150 passengers arrive on inaugural JetBlue flight from New York
History was made last evening when major US airline, jetBlue Airways made its maiden journey to the Cheddi Jagan International Airport (CJIA) with 150 passengers aboard.
On landing, the spanking new A321 aircraft received a ceremonial water salute as it taxied to a stop.
Visitors, many of whom are Guyanese or of Guyanese’ heritage, lauded the experience aboard the carrier.
An excited Mr. Adrian Hoppie, who returns to Guyana every Christmas season, said he enjoyed the atmosphere aboard jetBlue.

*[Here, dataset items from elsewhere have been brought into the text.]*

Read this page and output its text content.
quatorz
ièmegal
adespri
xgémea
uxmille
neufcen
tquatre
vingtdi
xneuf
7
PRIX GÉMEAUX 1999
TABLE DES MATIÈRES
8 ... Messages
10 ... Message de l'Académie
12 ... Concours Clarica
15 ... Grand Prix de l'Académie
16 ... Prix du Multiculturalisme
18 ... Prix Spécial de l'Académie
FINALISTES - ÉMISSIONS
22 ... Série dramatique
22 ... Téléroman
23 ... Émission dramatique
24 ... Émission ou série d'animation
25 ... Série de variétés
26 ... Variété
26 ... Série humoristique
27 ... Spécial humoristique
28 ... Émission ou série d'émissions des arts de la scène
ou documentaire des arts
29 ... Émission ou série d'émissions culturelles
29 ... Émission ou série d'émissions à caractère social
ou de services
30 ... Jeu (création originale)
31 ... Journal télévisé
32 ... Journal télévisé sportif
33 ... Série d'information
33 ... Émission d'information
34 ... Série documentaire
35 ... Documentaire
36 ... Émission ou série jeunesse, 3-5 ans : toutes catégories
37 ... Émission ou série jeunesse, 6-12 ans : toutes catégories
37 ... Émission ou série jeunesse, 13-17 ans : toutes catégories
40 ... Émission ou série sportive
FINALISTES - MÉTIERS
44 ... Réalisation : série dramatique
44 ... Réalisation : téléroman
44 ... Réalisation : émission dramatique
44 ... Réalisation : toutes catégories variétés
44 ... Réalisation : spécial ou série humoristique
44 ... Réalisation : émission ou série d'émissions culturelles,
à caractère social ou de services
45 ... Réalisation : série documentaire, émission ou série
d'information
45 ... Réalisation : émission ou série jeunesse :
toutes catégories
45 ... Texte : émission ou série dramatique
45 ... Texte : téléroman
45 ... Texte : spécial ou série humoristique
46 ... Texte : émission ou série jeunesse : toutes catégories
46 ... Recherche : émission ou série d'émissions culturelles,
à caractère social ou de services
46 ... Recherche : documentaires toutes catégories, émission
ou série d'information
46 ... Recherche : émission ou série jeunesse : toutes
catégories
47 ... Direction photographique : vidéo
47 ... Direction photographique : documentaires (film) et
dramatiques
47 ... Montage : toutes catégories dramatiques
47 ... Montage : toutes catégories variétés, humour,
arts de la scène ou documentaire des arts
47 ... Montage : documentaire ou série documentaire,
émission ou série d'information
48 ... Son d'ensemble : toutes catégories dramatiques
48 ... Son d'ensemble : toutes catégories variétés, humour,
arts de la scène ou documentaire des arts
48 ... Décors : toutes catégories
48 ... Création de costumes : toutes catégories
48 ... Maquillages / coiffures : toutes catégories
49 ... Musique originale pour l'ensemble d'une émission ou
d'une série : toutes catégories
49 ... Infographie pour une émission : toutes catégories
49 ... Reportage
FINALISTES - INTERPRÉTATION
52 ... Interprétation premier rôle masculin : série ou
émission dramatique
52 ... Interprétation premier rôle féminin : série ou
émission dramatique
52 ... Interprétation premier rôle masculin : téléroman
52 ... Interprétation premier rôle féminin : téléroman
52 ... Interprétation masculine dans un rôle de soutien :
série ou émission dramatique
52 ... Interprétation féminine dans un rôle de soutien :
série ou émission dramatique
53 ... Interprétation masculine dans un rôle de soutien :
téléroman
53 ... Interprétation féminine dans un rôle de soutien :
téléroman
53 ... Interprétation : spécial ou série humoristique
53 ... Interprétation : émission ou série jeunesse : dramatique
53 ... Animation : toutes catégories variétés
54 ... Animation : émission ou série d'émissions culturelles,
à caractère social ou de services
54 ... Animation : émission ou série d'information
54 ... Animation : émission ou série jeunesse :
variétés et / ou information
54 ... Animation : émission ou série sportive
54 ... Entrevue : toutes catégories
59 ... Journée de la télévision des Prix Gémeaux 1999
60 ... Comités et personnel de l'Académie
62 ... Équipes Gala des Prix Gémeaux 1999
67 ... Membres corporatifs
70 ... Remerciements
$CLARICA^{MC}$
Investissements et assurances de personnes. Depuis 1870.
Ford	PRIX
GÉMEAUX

“It was the best experience ever. No problems. It was plenty of space. The people were cordial. I would definitely do jetBlue again,” Mr. Hoppie told DPI.
Passengers, Ms. Waveney Lacon and Mr. Kapel Singh, were also happy to be part of the jetBlue inaugural flight.
“It was great. I mean, we had like a 10 minutes bump along the way but it was great, quite comfortable, smooth most of the time. The stewardess, they were great too, very co-operative, friendly,” Ms. Lacon revealed.
Mr. Singh added, “I always use jetBlue and when I heard they started to come to Guyana and I decided to come I booked the ticket with them.”
Meanwhile, 35-year-old Mr. Dutan Lakeraj, who was born in New York to Guyanese parents, brought his wife on his first visit to Guyana.
“It was a smooth flight; fast, faster than expected. I think, at first, they said about six hours and we reached in five.”
When DPI told some travellers that Guyana may invite other airlines to service the Guyana to North America route, they lauded the idea, noting that competition benefits consumers.
Mr. Hoppie said it would be an economic stimulus for Guyana.
Ms. Lacon believes flights will become more affordable for passengers. “At least I know that I can come more often and there will be competition now because when you have one airline, they jack up the price. When they know they have competition, they’ll get a reasonable fare to come home,” she said.
Mr. Singh, who travelled with his two sons, emphasised that competition is important in the aviation sector.
“It’s a good thing that jetBlue came in and they are very competitive. So, it is good for Guyana and the citizens here who are coming and people who are visiting,” he said.
Mr. Lakeraj is also optimistic that “it can bring more clientele to the country. More options, give people the opportunity to seek different ways to travel.”
Minister of Public Works, Hon. Bishop Juan Edghill and Minister within the Ministry of Public Works, Hon. Deodat Indar and other officials were on the ground to welcome the flight.
Minister Edghill said the PPP/C Government intends to transform Guyana into a key hub for international travel.
“We are so strategically positioned between linking the Caribbean to South America and coming off North [America] heading south. We are so strategically positioned that this can be a transit stop for the long hauls that are going further. JetBlue is just one of the many other airlines we look forward to being out here.”
Meanwhile, Minister Indar said jetBlue’s inaugural flight should be celebrated as the beginning of many positive steps the Government is taking in the aviation sector.
“I believe that jetBlue coming to Guyana and having regular flights here is testament to our future and the development we should see.”
GO-Invest’s CEO, Dr. Peter Ramsaroop, said the flight is not only significant for the diaspora and tourists, but also for investors.
“This flight allows more people to explore the opportunities and we are ready to welcome them from an investment perspective and guide them through the process.”
The CEO added that the current economic and political freedom will be ideal for investors to create new opportunities, employment and wealth for Guyanese.
JetBlue first applied to ply the New York to Timehri route in 2019. Operations were scheduled to begin in early 2020, but that was delayed due to the COVID-19 pandemic and other factors. On October 13, the Government reopened the country’s two main airports to international flights after a seven-month closure. The airports, passengers and airlines, are subject to follow the Standard Operating Procedures (SOPs) and regulations set out by the Guyana Civil Aviation Authority.